Markets

Turbulence in Morocco: Fashion’s Nearshore Hub Faces Social Unrest

The nation’s youth, representing over 40% of the population, are fueling a week-long protest movement that has spread to major industrial cities such as Casablanca, with several hundred arrests already made.

Turbulence in Morocco: Fashion’s Nearshore Hub Faces Social Unrest
Turbulence in Morocco: Fashion’s Nearshore Hub Faces Social Unrest
Textiles is one of the main industries in Morocco, where the country's young people, who account for more than 40% of the population, have been protesting for a week.

Celia Oliveras

“We don’t want a World Cup, we want healthcare”. Under this premise, the youth of the Maghreb country has flooded the streets of the country during the last week, leading a series of protests, peaceful at the beginning, but which have led to clashes with security forces and have already resulted in several hundred injured and arrested, in addition to the first deaths. With the consequences of the 6.8 magnitude earthquake that devastated the country in 2023 still visible, the demonstrators, grouped under a movement called Gen212, are demanding “immediate” reforms in the health and education system, as well as in the labor market of one of the hubs in the vicinity of European fashion.

 

With 41% of the population under the age of 25, Morocco’s young people face an unemployment rate that reached 47% in the second quarter of 2025, according to data from the Central Bank of Morocco.
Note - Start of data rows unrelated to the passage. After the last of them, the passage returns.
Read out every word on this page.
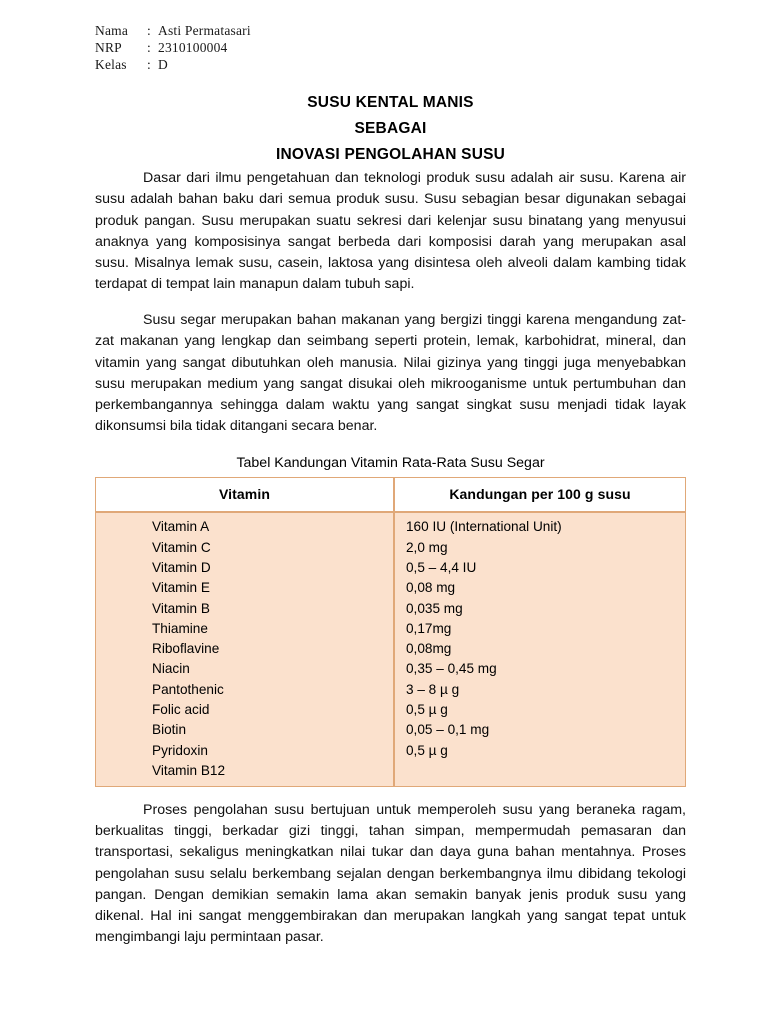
Nama	: Asti Permatasari
NRP	: 2310100004
Kelas	: D
SUSU KENTAL MANIS
SEBAGAI
INOVASI PENGOLAHAN SUSU

Dasar dari ilmu pengetahuan dan teknologi produk susu adalah air susu. Karena air susu adalah bahan baku dari semua produk susu. Susu sebagian besar digunakan sebagai produk pangan. Susu merupakan suatu sekresi dari kelenjar susu binatang yang menyusui anaknya yang komposisinya sangat berbeda dari komposisi darah yang merupakan asal susu. Misalnya lemak susu, casein, laktosa yang disintesa oleh alveoli dalam kambing tidak terdapat di tempat lain manapun dalam tubuh sapi.

Susu segar merupakan bahan makanan yang bergizi tinggi karena mengandung zat-zat makanan yang lengkap dan seimbang seperti protein, lemak, karbohidrat, mineral, dan vitamin yang sangat dibutuhkan oleh manusia. Nilai gizinya yang tinggi juga menyebabkan susu merupakan medium yang sangat disukai oleh mikrooganisme untuk pertumbuhan dan perkembangannya sehingga dalam waktu yang sangat singkat susu menjadi tidak layak dikonsumsi bila tidak ditangani secara benar.

Tabel Kandungan Vitamin Rata-Rata Susu Segar
Vitamin	Kandungan per 100 g susu
Vitamin A	160 IU (International Unit)
Vitamin C	2,0 mg
Vitamin D	0,5 – 4,4 IU
Vitamin E	0,08 mg
Vitamin B	0,035 mg
Thiamine	0,17mg
Riboflavine	0,08mg
Niacin	0,35 – 0,45 mg
Pantothenic	3 – 8 µ g
Folic acid	0,5 µ g
Biotin	0,05 – 0,1 mg
Pyridoxin	0,5 µ g
Vitamin B12	

Proses pengolahan susu bertujuan untuk memperoleh susu yang beraneka ragam, berkualitas tinggi, berkadar gizi tinggi, tahan simpan, mempermudah pemasaran dan transportasi, sekaligus meningkatkan nilai tukar dan daya guna bahan mentahnya. Proses pengolahan susu selalu berkembang sejalan dengan berkembangnya ilmu dibidang tekologi pangan. Dengan demikian semakin lama akan semakin banyak jenis produk susu yang dikenal. Hal ini sangat menggembirakan dan merupakan langkah yang sangat tepat untuk mengimbangi laju permintaan pasar.
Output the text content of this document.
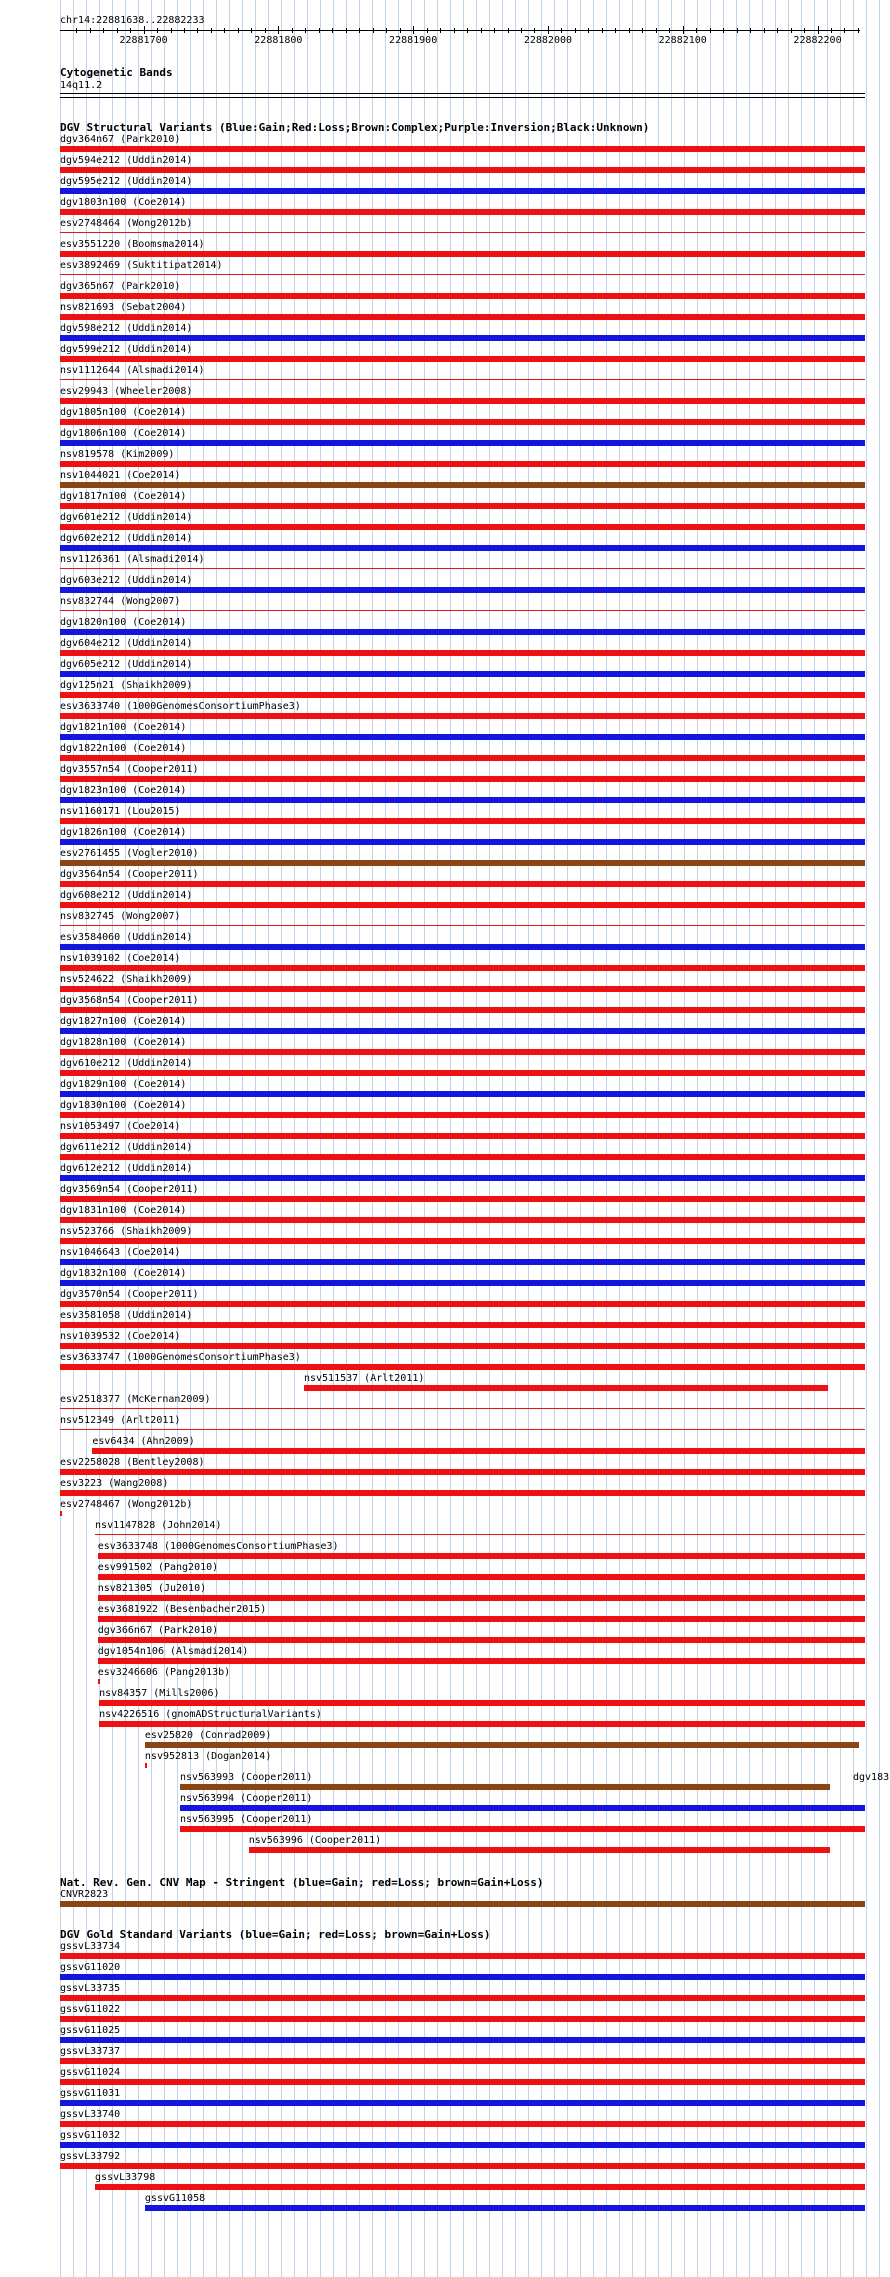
chr14:22881638..22882233
22881700	22881800	22881900	22882000	22882100	22882200
Cytogenetic Bands
14q11.2
DGV Structural Variants (Blue:Gain;Red:Loss;Brown:Complex;Purple:Inversion;Black:Unknown)
dgv364n67 (Park2010)
dgv594e212 (Uddin2014)
dgv595e212 (Uddin2014)
dgv1803n100 (Coe2014)
esv2748464 (Wong2012b)
esv3551220 (Boomsma2014)
esv3892469 (Suktitipat2014)
dgv365n67 (Park2010)
nsv821693 (Sebat2004)
dgv598e212 (Uddin2014)
dgv599e212 (Uddin2014)
nsv1112644 (Alsmadi2014)
esv29943 (Wheeler2008)
dgv1805n100 (Coe2014)
dgv1806n100 (Coe2014)
nsv819578 (Kim2009)
nsv1044021 (Coe2014)
dgv1817n100 (Coe2014)
dgv601e212 (Uddin2014)
dgv602e212 (Uddin2014)
nsv1126361 (Alsmadi2014)
dgv603e212 (Uddin2014)
nsv832744 (Wong2007)
dgv1820n100 (Coe2014)
dgv604e212 (Uddin2014)
dgv605e212 (Uddin2014)
dgv125n21 (Shaikh2009)
esv3633740 (1000GenomesConsortiumPhase3)
dgv1821n100 (Coe2014)
dgv1822n100 (Coe2014)
dgv3557n54 (Cooper2011)
dgv1823n100 (Coe2014)
nsv1160171 (Lou2015)
dgv1826n100 (Coe2014)
esv2761455 (Vogler2010)
dgv3564n54 (Cooper2011)
dgv608e212 (Uddin2014)
nsv832745 (Wong2007)
esv3584060 (Uddin2014)
nsv1039102 (Coe2014)
nsv524622 (Shaikh2009)
dgv3568n54 (Cooper2011)
dgv1827n100 (Coe2014)
dgv1828n100 (Coe2014)
dgv610e212 (Uddin2014)
dgv1829n100 (Coe2014)
dgv1830n100 (Coe2014)
nsv1053497 (Coe2014)
dgv611e212 (Uddin2014)
dgv612e212 (Uddin2014)
dgv3569n54 (Cooper2011)
dgv1831n100 (Coe2014)
nsv523766 (Shaikh2009)
nsv1046643 (Coe2014)
dgv1832n100 (Coe2014)
dgv3570n54 (Cooper2011)
esv3581058 (Uddin2014)
nsv1039532 (Coe2014)
esv3633747 (1000GenomesConsortiumPhase3)
nsv511537 (Arlt2011)
esv2518377 (McKernan2009)
nsv512349 (Arlt2011)
esv6434 (Ahn2009)
esv2258028 (Bentley2008)
esv3223 (Wang2008)
esv2748467 (Wong2012b)
nsv1147828 (John2014)
esv3633748 (1000GenomesConsortiumPhase3)
esv991502 (Pang2010)
nsv821305 (Ju2010)
esv3681922 (Besenbacher2015)
dgv366n67 (Park2010)
dgv1054n106 (Alsmadi2014)
esv3246606 (Pang2013b)
nsv84357 (Mills2006)
nsv4226516 (gnomADStructuralVariants)
esv25820 (Conrad2009)
nsv952813 (Dogan2014)
nsv563993 (Cooper2011)
nsv563994 (Cooper2011)
nsv563995 (Cooper2011)
nsv563996 (Cooper2011)
dgv183
Nat. Rev. Gen. CNV Map - Stringent (blue=Gain; red=Loss; brown=Gain+Loss)
CNVR2823
DGV Gold Standard Variants (blue=Gain; red=Loss; brown=Gain+Loss)
gssvL33734
gssvG11020
gssvL33735
gssvG11022
gssvG11025
gssvL33737
gssvG11024
gssvG11031
gssvL33740
gssvG11032
gssvL33792
gssvL33798
gssvG11058
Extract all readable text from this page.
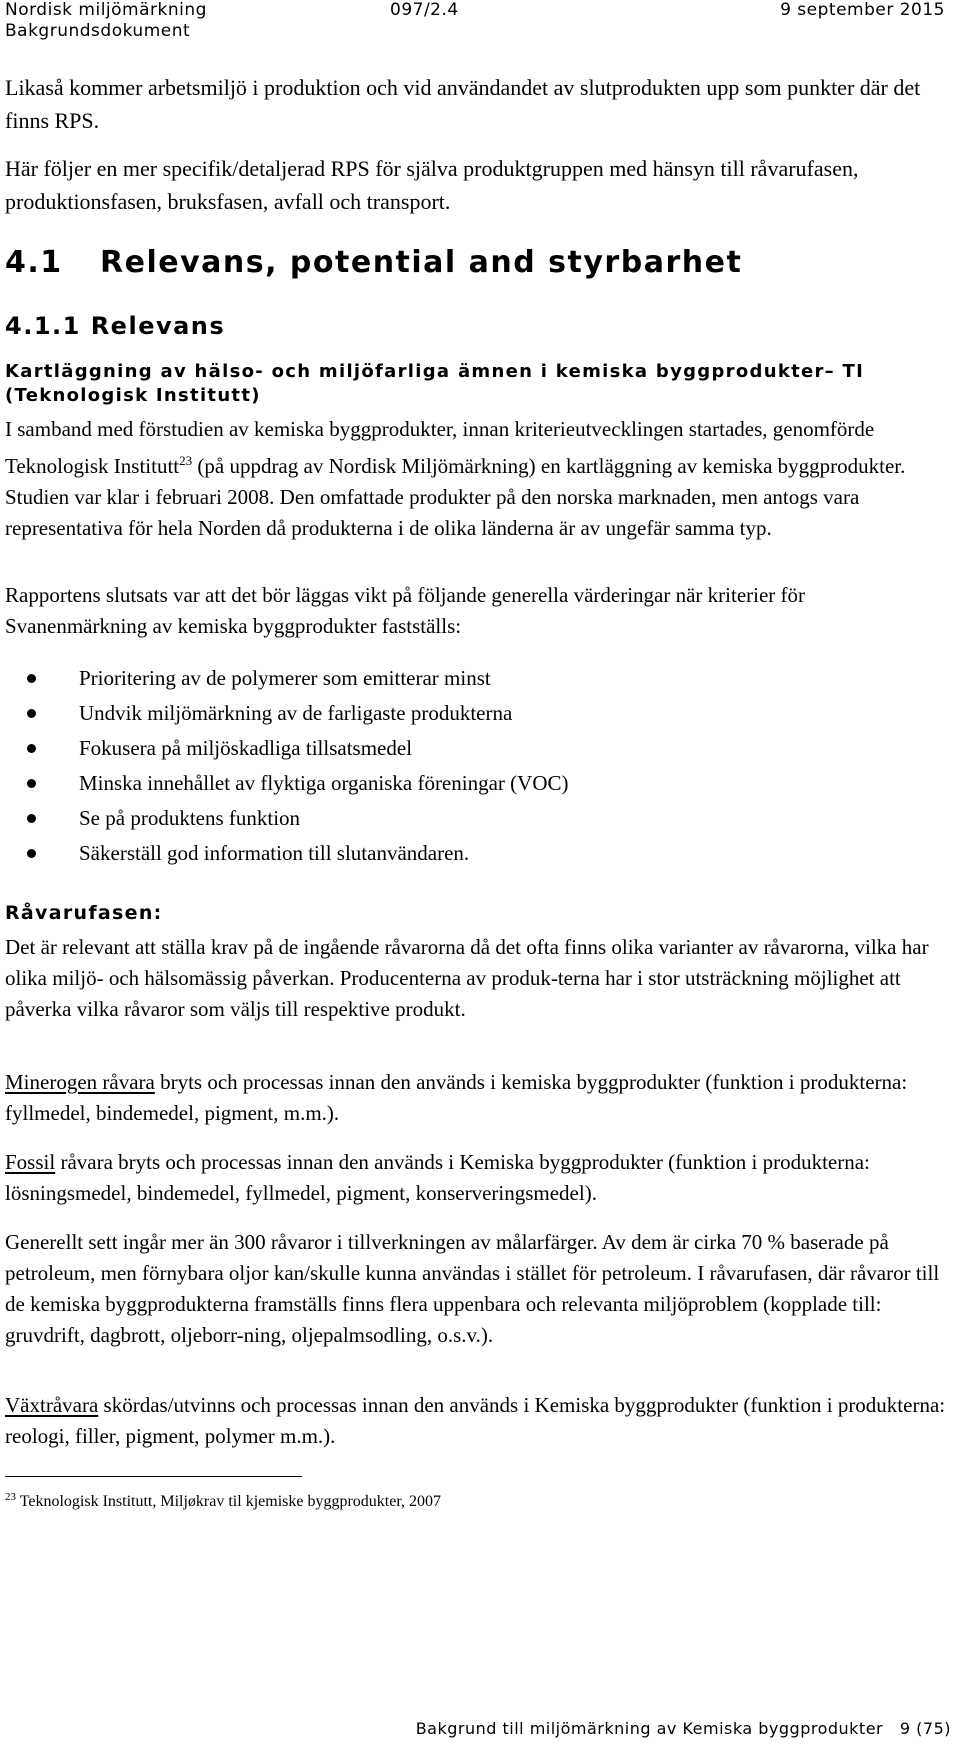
Nordisk miljömärkning	097/2.4	9 september 2015
Bakgrundsdokument

Likaså kommer arbetsmiljö i produktion och vid användandet av slutprodukten upp som punkter där det finns RPS.

Här följer en mer specifik/detaljerad RPS för själva produktgruppen med hänsyn till råvarufasen, produktionsfasen, bruksfasen, avfall och transport.

4.1 Relevans, potential and styrbarhet
4.1.1 Relevans
Kartläggning av hälso- och miljöfarliga ämnen i kemiska byggprodukter– TI (Teknologisk Institutt)

I samband med förstudien av kemiska byggprodukter, innan kriterieutvecklingen startades, genomförde Teknologisk Institutt$^{23}$ (på uppdrag av Nordisk Miljömärkning) en kartläggning av kemiska byggprodukter. Studien var klar i februari 2008. Den omfattade produkter på den norska marknaden, men antogs vara representativa för hela Norden då produkterna i de olika länderna är av ungefär samma typ.

Rapportens slutsats var att det bör läggas vikt på följande generella värderingar när kriterier för Svanenmärkning av kemiska byggprodukter fastställs:

Prioritering av de polymerer som emitterar minst
Undvik miljömärkning av de farligaste produkterna
Fokusera på miljöskadliga tillsatsmedel
Minska innehållet av flyktiga organiska föreningar (VOC)
Se på produktens funktion
Säkerställ god information till slutanvändaren.
Råvarufasen:

Det är relevant att ställa krav på de ingående råvarorna då det ofta finns olika varianter av råvarorna, vilka har olika miljö- och hälsomässig påverkan. Producenterna av produk-terna har i stor utsträckning möjlighet att påverka vilka råvaror som väljs till respektive produkt.

Minerogen råvara bryts och processas innan den används i kemiska byggprodukter (funktion i produkterna: fyllmedel, bindemedel, pigment, m.m.).

Fossil råvara bryts och processas innan den används i Kemiska byggprodukter (funktion i produkterna: lösningsmedel, bindemedel, fyllmedel, pigment, konserveringsmedel).

Generellt sett ingår mer än 300 råvaror i tillverkningen av målarfärger. Av dem är cirka 70 % baserade på petroleum, men förnybara oljor kan/skulle kunna användas i stället för petroleum. I råvarufasen, där råvaror till de kemiska byggprodukterna framställs finns flera uppenbara och relevanta miljöproblem (kopplade till: gruvdrift, dagbrott, oljeborr-ning, oljepalmsodling, o.s.v.).

Växtråvara skördas/utvinns och processas innan den används i Kemiska byggprodukter (funktion i produkterna: reologi, filler, pigment, polymer m.m.).

$^{23}$ Teknologisk Institutt, Miljøkrav til kjemiske byggprodukter, 2007
Bakgrund till miljömärkning av Kemiska byggprodukter 9 (75)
Generation Z thus reignites the spark, just as it did in Nepal this September, in Bangladesh in the summer of 2024 or in Hong Kong just after the outbreak of the pandemic, on the streets of a strategic country for Spanish fashion.

 

The protests, which first broke out in Rabat, the Moroccan capital, and Agadir, have gradually spread to other key cities for the economy such as Casablanca, led by a youth “dissatisfied with the current situation,“ explains the Gen212 movement, which refers to the national prefix, in an open letter published on the Internet. The seed that set the country ablaze was the death in a short time of eight women in a hospital in Agadir, all after having undergone a cesarean section, and which raised the first complaints about the public systems.

 

 

 

 

With a population of 38 million inhabitants, Morocco has a Gross Domestic Product (GDP) of $154 billion, and a GDP per capita of $9,100, according to the CIA World Factbook. The economy of the Maghreb country closed 2024 with an increase of 3.2%, an upward trend which, according to data from the International Monetary Fund (IMF), was expected to accelerate. The agency’s forecasts for the country, made in July of this year, pointed to GDP growth of 3.9% and 3.7% in 2025 and 2026, respectively. Inflation, however, could spike in Morocco, with prices expected to rise by 2.2% in 2025, compared to 0.9% the previous year.

 

Faced with this feeling of abandonment by the population, the movement has denounced some of the latest government decisions, focusing, they say, on the construction of large-scale infrastructure, such as the 2030 Football World Cup, to be held jointly in Spain, Portugal and also Morocco. “The youth of Morocco are no longer just calling for change, they have now taken action,“ the statement explains. In a parallel document, echoed by the press and agreed by the movement through Discord, the platform through which the protests are being organized, Gen212 has also added universal health coverage, improved educational quality or better training and working conditions for teachers to its list of demands.

 

The country’s government, for the time being, has justified the deployment of security forces, lamenting the escalation of violence. Throughout the week, however, it has also reiterated on different occasions its “willingness” to listen to the country’s youth and bring their demands to the public debate, always, however, through dialogue. Since the beginning of the protests at the beginning of last week, the clashes between police and demonstrators have increased in violence, leading to at least half a thousand arrests by mid-week, more than 300 injured and the first three deaths.

 

 

 

 

Although the unrest has not yet spread to the industrial fabric, the student protests could destabilize fashion sourcing. Along with Turkey, Morocco stands as the main nearshoring supplier for European fashion giants. In total, Morocco exported fashion worldwide worth $5.9 billion in 2023, according to the latest available data from Harvard University’s Atlas of Economic Complexity, up from $5.1 billion the previous year. Of Morocco’s total foreign sales, which stood at $67.2 billion at the end of the year, fashion accounted for 8.8% of the total.

 

Spain remains the main customer of the textile sector in the country, destination of 47.7% of textile exports from the Maghreb country in 2023. France is in second position, although with a much lower share of 12.11%, highlighting the strategic importance of Spanish fashion in the country’s textile industry. The ranking is completed by Germany, with a share of 6.6%, the United States and Poland, with another 5.5% in both cases.

 

In the opposite direction, Morocco bought textile and fashion in 2023 for a value of 5.5 billion dollars, with Spain again in the lead, with 29.8% of the total. In this case, China comes close to the top spot, as the second largest textile exporter to Morocco, with 24.1%. Turkey (10.5%), Italy (6.5%) and France (6.5%) complete the top of origin of Moroccan textile imports.